Machine learning molds the material world

Big Data Evangelist, IBM

Innovating is a tough, risky endeavor.

When fabricating brand new things in the real world, innovators often do so through steps. Typically, each step is progressively more detailed and more expensive than the one before. When what you’re attempting is something unprecedented, a stepwise approach helps to identify showstopper issues early on. In this way, the innovator can avoid spending money and time fleshing out unfeasible concepts.

Ideas are a dime a dozen. It can be hard to distinguish brilliant concepts from crackpot schemes unless they’re put to the test early on. That’s why engineers prefer to build models, prototypes and proofs of concept to see whether their bright ideas might actually work in practice.

However, moving from the conceptual stage to prototyping can get tricky as the number, range and complexity of ideas grow. If you’re doing R&D, you need heuristics to help narrow down the list of candidates to those that are most promising to test further in lab environments. More than that, you need analytics that can automate those idea-triage heuristics at scale. That’s because the candidate notions to test may be practically infinite. This is especially true in physics, chemistry, biology and the material sciences where alternative molecular configurations can quickly overwhelm the researcher through the sheer force of combinatorial explosion.

MachineLeraning_blog.jpgComputational modeling has revolutionized all branches of the physical sciences, engineering and design. Leading-edge work in these fields is pushing new computational frontiers at nano scales. Computation-centric methods allow researchers to model, simulate and assess a much wider array of options far more rapidly than old-fashioned physical techniques.

However, the incredible productivity of computational prototyping carries a downside: far more candidate molecules can be simulated than can reasonably be assessed by human researchers. The bottom line is that when you build bigger haystacks, you need more powerful tools for finding the golden needles that may be buried deep within.
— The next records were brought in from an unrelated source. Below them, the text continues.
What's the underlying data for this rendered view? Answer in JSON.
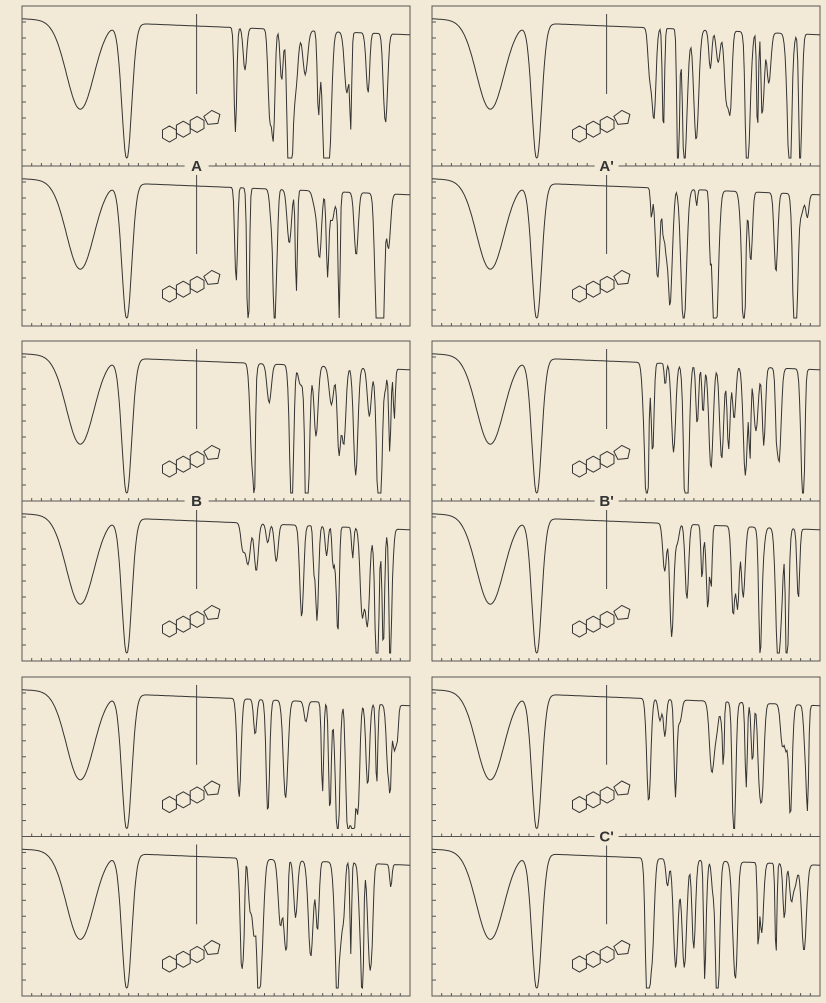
{
  "labels": [
    "A",
    "A'",
    "B",
    "B'",
    "C'"
  ]
}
This recent article highlights the conundrum: “Out of the approximately 10­­60 possible molecules that can be formed by linking tens or hundreds of atoms together, how do chemists identify which ones could be useful as new solar cell materials or pharmaceutical drugs?” The article cites a Harvard chemistry professor who uses computers to explore what he calls “chemical space.” This refers to the essentially endless array of molecules that can be created by linking atoms together into different shapes. The professor and his team are sorting through millions of “virtual molecules” in a quest to identify promising new materials for solar energy generation and storage.

Most interestingly, the article also highlights a powerful “needle-finding” solution. Through the IBM World Community Grid, the Harvard researchers are running machine-learning algorithms in the cloud to accelerate recognition of the most promising molecules. This is just the sort of challenge for which machine-learning algorithms are well-suited: pattern recognition against complex, multistructured, high-dimensional data sets. As the article notes, it often comes down to identifying a molecule’s shape, which often determines such properties as how it bonds and interacts with other molecules.
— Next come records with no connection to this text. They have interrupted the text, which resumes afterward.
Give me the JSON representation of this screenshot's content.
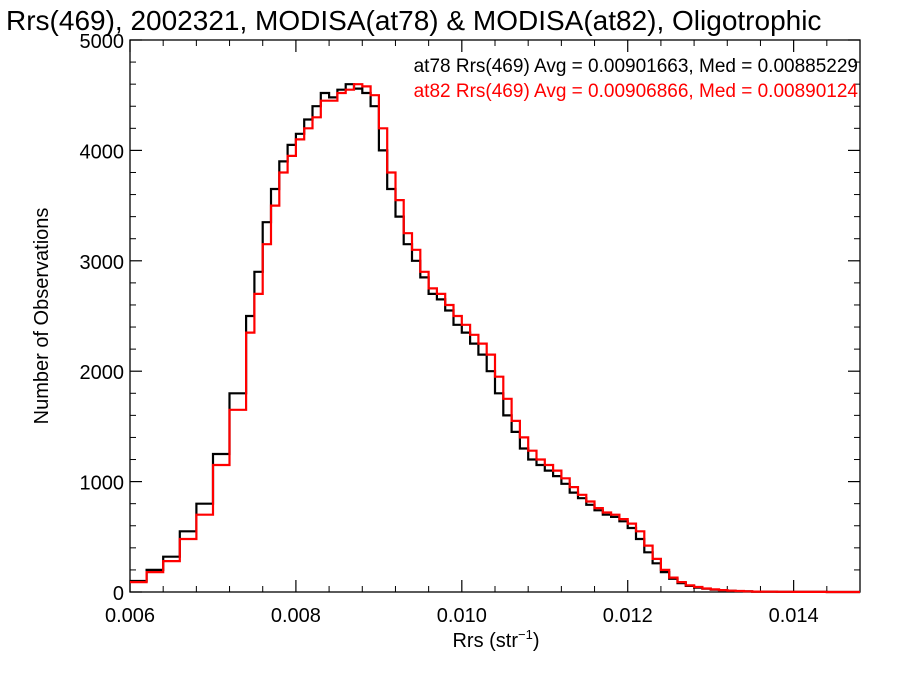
{
  "chart_data": {
    "type": "line",
    "title": "Rrs(469), 2002321, MODISA(at78) & MODISA(at82), Oligotrophic",
    "xlabel_main": "Rrs (str",
    "xlabel_sup": "−1",
    "xlabel_close": ")",
    "ylabel": "Number of Observations",
    "xlim": [
      0.006,
      0.0148
    ],
    "ylim": [
      0,
      5000
    ],
    "x_ticks": [
      0.006,
      0.008,
      0.01,
      0.012,
      0.014
    ],
    "x_tick_labels": [
      "0.006",
      "0.008",
      "0.010",
      "0.012",
      "0.014"
    ],
    "y_ticks": [
      0,
      1000,
      2000,
      3000,
      4000,
      5000
    ],
    "y_tick_labels": [
      "0",
      "1000",
      "2000",
      "3000",
      "4000",
      "5000"
    ],
    "grid": false,
    "step": true,
    "annotations": [
      {
        "text": "at78 Rrs(469) Avg = 0.00901663, Med = 0.00885229",
        "color": "#000000"
      },
      {
        "text": "at82 Rrs(469) Avg = 0.00906866, Med = 0.00890124",
        "color": "#ff0000"
      }
    ],
    "series": [
      {
        "color": "#000000",
        "x": [
          0.006,
          0.0062,
          0.0064,
          0.0066,
          0.0068,
          0.007,
          0.0072,
          0.0074,
          0.0075,
          0.0076,
          0.0077,
          0.0078,
          0.0079,
          0.008,
          0.0081,
          0.0082,
          0.0083,
          0.0084,
          0.0085,
          0.0086,
          0.0087,
          0.0088,
          0.0089,
          0.009,
          0.0091,
          0.0092,
          0.0093,
          0.0094,
          0.0095,
          0.0096,
          0.0097,
          0.0098,
          0.0099,
          0.01,
          0.0101,
          0.0102,
          0.0103,
          0.0104,
          0.0105,
          0.0106,
          0.0107,
          0.0108,
          0.0109,
          0.011,
          0.0111,
          0.0112,
          0.0113,
          0.0114,
          0.0115,
          0.0116,
          0.0117,
          0.0118,
          0.0119,
          0.012,
          0.0121,
          0.0122,
          0.0123,
          0.0124,
          0.0125,
          0.0126,
          0.0127,
          0.0128,
          0.0129,
          0.013,
          0.0131,
          0.0132,
          0.0133,
          0.0134,
          0.0135,
          0.0136,
          0.0138,
          0.014,
          0.0142,
          0.0144,
          0.0146,
          0.0148
        ],
        "y": [
          100,
          200,
          320,
          550,
          800,
          1250,
          1800,
          2500,
          2900,
          3350,
          3650,
          3900,
          4050,
          4150,
          4280,
          4400,
          4520,
          4480,
          4550,
          4600,
          4560,
          4520,
          4400,
          4000,
          3650,
          3400,
          3150,
          3000,
          2850,
          2700,
          2650,
          2550,
          2420,
          2350,
          2250,
          2150,
          2000,
          1800,
          1600,
          1450,
          1300,
          1200,
          1150,
          1100,
          1050,
          980,
          900,
          850,
          790,
          740,
          700,
          680,
          640,
          580,
          480,
          360,
          260,
          180,
          120,
          80,
          55,
          40,
          30,
          22,
          16,
          11,
          8,
          6,
          4,
          3,
          2,
          1,
          1,
          0,
          0,
          0
        ]
      },
      {
        "color": "#ff0000",
        "x": [
          0.006,
          0.0062,
          0.0064,
          0.0066,
          0.0068,
          0.007,
          0.0072,
          0.0074,
          0.0075,
          0.0076,
          0.0077,
          0.0078,
          0.0079,
          0.008,
          0.0081,
          0.0082,
          0.0083,
          0.0084,
          0.0085,
          0.0086,
          0.0087,
          0.0088,
          0.0089,
          0.009,
          0.0091,
          0.0092,
          0.0093,
          0.0094,
          0.0095,
          0.0096,
          0.0097,
          0.0098,
          0.0099,
          0.01,
          0.0101,
          0.0102,
          0.0103,
          0.0104,
          0.0105,
          0.0106,
          0.0107,
          0.0108,
          0.0109,
          0.011,
          0.0111,
          0.0112,
          0.0113,
          0.0114,
          0.0115,
          0.0116,
          0.0117,
          0.0118,
          0.0119,
          0.012,
          0.0121,
          0.0122,
          0.0123,
          0.0124,
          0.0125,
          0.0126,
          0.0127,
          0.0128,
          0.0129,
          0.013,
          0.0131,
          0.0132,
          0.0133,
          0.0134,
          0.0135,
          0.0136,
          0.0138,
          0.014,
          0.0142,
          0.0144,
          0.0146,
          0.0148
        ],
        "y": [
          90,
          180,
          280,
          480,
          700,
          1150,
          1650,
          2350,
          2700,
          3150,
          3500,
          3800,
          3950,
          4100,
          4200,
          4300,
          4450,
          4450,
          4520,
          4550,
          4600,
          4580,
          4500,
          4200,
          3800,
          3550,
          3250,
          3100,
          2900,
          2750,
          2700,
          2600,
          2500,
          2420,
          2330,
          2250,
          2150,
          1950,
          1750,
          1550,
          1400,
          1280,
          1200,
          1150,
          1100,
          1030,
          950,
          880,
          820,
          760,
          720,
          700,
          660,
          620,
          550,
          420,
          300,
          200,
          130,
          90,
          60,
          45,
          32,
          24,
          17,
          12,
          9,
          6,
          4,
          3,
          2,
          1,
          1,
          0,
          0,
          0
        ]
      }
    ]
  }
}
When what you’re attempting to manipulate are complex organic molecules, predicting their shapes, hence behavior, can be especially difficult. Half the battle is simply to visualize those shapes in real-world laboratory specimens. As this article discusses, researchers turn to advanced technologies such as high-resolution 3D confocal microscopy to capture digital images. They can leverage these images for computer-automated analyses of the human genome. In so doing, they can glimpse interactions among cell shapes, microtubule organizations and cell-cycle progressions one gene at a time. The value of this for fine-grained genetic engineering is obvious.

Though this latter article doesn’t mention predictive analysis or machine learning, it’s clear that data-driven algorithms could play an important role in automating identification of the most promising and probable interactions among genomic, proteomic and other organic molecules. A physics professor in the article states that they get a massive data set that consists of “100 slices and they’re all megapixel images.” Without fast algorithmic analysis it would be extraordinarily tedious to manipulate all of these complex molecular interactions and collate the data across them.
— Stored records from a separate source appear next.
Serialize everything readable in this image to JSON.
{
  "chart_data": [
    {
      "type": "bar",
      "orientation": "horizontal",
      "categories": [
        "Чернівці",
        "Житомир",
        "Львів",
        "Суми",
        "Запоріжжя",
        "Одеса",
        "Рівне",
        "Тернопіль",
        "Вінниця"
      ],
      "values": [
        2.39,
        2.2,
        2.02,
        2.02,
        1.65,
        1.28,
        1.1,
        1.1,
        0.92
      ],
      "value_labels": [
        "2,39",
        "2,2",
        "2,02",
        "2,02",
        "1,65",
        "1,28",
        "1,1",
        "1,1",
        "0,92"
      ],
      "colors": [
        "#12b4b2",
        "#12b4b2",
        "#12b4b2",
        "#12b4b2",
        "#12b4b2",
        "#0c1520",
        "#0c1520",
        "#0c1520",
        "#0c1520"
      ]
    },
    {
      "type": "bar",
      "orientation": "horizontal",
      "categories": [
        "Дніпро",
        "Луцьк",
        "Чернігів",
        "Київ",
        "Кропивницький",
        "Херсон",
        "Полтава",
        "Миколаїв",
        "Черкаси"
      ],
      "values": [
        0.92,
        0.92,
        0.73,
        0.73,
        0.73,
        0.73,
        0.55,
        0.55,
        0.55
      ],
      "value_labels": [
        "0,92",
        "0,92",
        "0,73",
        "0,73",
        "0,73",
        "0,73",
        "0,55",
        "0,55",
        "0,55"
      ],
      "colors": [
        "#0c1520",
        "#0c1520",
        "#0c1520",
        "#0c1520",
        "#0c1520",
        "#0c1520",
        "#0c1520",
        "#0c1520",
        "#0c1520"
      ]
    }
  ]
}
Clearly, it’s just a matter of time before humans can, from the vast palette of options, model viable new life forms in the computer before they actually materialize in a physical laboratory or fabrication facility. Just as important, we’ll be able to mold the material fabric of our own bodies, using data-driven computation to sift through diverse molecular options for micro-crafting replacement tissues, more effective pharmaceuticals and less invasive treatments.

Throughout the computational life sciences, organically perfect personalization will be the end goal. In the foreseeable future, machine-learning-driven algorithms sift through the dizzying complexities of our bodies’ molecular fingerprints. Once the scientists have identified those life-enhancement options that fit our unique physiologies to a T, they’ll be able to mold biomedical remedies, grafts, transplants and prosthetics that blend seamlessly into those that sprung from our own DNA.

If you think this scenario sounds far-fetched, you’re not following the news. Some may find it unsettling, shades of “Brave New World” and all that, but for those of us (self included) who will soon be entering senior-citizen territory and who don’t relish the inexorable decline of our physical persons, it’s actually kind of reassuring.